There is something powerful about the common emergency-situation guidance to "shelter in place." For once, we are not going elsewhere to seek comfort. Metaphorically, we aren't day-dreaming about the future or getting swept back into the past. We aren't fantasizing or planning our next trip to distract ourselves. We're instructed to stay in place. Find what shelter you can in the spot you already occupy.

This is a radical notion in our society, with its many options for escapist fantasy, and it could teach us something powerful for working with kids, particularly adolescents who are developing the ability to see themselves abstractly.

If a hurricane is raging outside and you get the instruction to shelter in place, you are unconsciously doing something important: you are accepting the fact that there is a hurricane outside. How often do we deny ourselves that? Pretend that I didn't just have this fight with a friend, or that I didn't just hear some hard news. Begin instead with acceptance. This has happened. How powerful for kids to have the challenge to begin with acceptance.

With acceptance, we aren't wasting time resisting. We aren't denying the hurricane and trying to pretend we're still going to work as usual while trees fall over outside, using time and energy that could instead learn from and respond to the situation. So we teach our kids first to accept that when something is going wrong, it has happened.

Once we've accepted something, we can notice. Is it getting worse right now? Are things spiraling out of control? Usually, the answer is no. That friend said something disrespectful to me in class, but that was yesterday and right now, I'm angry but things aren't getting any worse. This stops the cycle of panic that all of us can get into, but particularly adolescents who are not sure just how bad a given situation, especially a social one, can get.

When you've accepted it, when you've noticed things are not getting worse right now, than a skilled guide can point out that you are actually handling it right now. You are meeting the challenge. The hurricane has not killed you. You have enough resources, inside yourself and in trusted people around you, to meet the situation. Now you can approach it with a little more power. So I was just insulted by someone I thought was a friend - but I have the resources to consider this. I can own the feelings this creates, the disappointment and anger, and I can still be here. I'm not running away. So now which tool do I want to use?
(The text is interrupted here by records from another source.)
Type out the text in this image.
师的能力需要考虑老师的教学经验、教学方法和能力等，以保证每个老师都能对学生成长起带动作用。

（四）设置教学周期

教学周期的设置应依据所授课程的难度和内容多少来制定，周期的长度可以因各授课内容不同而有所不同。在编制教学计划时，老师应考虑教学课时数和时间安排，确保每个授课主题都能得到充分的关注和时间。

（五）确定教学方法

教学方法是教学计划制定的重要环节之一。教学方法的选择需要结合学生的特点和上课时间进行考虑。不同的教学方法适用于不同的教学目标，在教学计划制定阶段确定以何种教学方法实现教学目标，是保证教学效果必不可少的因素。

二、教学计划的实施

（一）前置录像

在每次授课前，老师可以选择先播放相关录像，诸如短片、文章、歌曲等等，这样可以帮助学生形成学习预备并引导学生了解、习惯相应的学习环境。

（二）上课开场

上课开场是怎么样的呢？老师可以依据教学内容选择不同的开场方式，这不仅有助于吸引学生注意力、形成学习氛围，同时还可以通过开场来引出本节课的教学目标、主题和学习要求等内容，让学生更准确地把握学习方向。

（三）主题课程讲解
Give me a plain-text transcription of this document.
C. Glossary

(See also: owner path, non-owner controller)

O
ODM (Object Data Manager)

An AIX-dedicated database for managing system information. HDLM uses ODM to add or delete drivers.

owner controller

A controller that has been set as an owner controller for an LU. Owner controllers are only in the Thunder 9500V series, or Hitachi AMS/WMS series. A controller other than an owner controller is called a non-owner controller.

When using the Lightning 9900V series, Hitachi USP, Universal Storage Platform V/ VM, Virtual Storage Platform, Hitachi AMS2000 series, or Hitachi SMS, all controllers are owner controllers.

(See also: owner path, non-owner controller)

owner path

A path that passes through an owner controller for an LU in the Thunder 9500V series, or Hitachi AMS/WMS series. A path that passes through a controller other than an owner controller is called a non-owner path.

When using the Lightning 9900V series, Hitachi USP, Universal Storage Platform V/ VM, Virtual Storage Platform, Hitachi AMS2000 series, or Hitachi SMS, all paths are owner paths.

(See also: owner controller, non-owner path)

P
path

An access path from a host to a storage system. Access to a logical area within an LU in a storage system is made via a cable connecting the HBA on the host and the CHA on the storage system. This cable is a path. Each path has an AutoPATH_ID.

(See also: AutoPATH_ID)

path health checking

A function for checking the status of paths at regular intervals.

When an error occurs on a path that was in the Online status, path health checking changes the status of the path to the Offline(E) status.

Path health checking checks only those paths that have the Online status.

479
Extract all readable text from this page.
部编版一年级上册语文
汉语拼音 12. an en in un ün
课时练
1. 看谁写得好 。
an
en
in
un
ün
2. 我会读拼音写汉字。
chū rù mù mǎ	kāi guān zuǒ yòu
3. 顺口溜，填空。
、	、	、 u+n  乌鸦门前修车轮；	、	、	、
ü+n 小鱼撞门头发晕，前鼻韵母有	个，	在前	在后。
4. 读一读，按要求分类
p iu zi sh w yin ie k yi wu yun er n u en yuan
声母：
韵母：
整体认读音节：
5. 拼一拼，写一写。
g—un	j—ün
Then this branches into a million possible scenarios, but the beginning is consistent. When a difficult situation arises, we want to develop in adolescents the ability to find shelter in themselves. This requires acceptance first, then noticing that there is stability, and noticing that enough resources exist to survive this. Then considering a response, as opposed to reacting. Not easy to do, for any age. But teachable, especially when adolescents begin to notice themselves abstractly, to observe their own thoughts. As that capacity becomes available neurologically, let's seize the opportunity to teach kids how to break cycles of reaction. Shelter in place for a moment, look outside with a little less panic, and respond with awareness.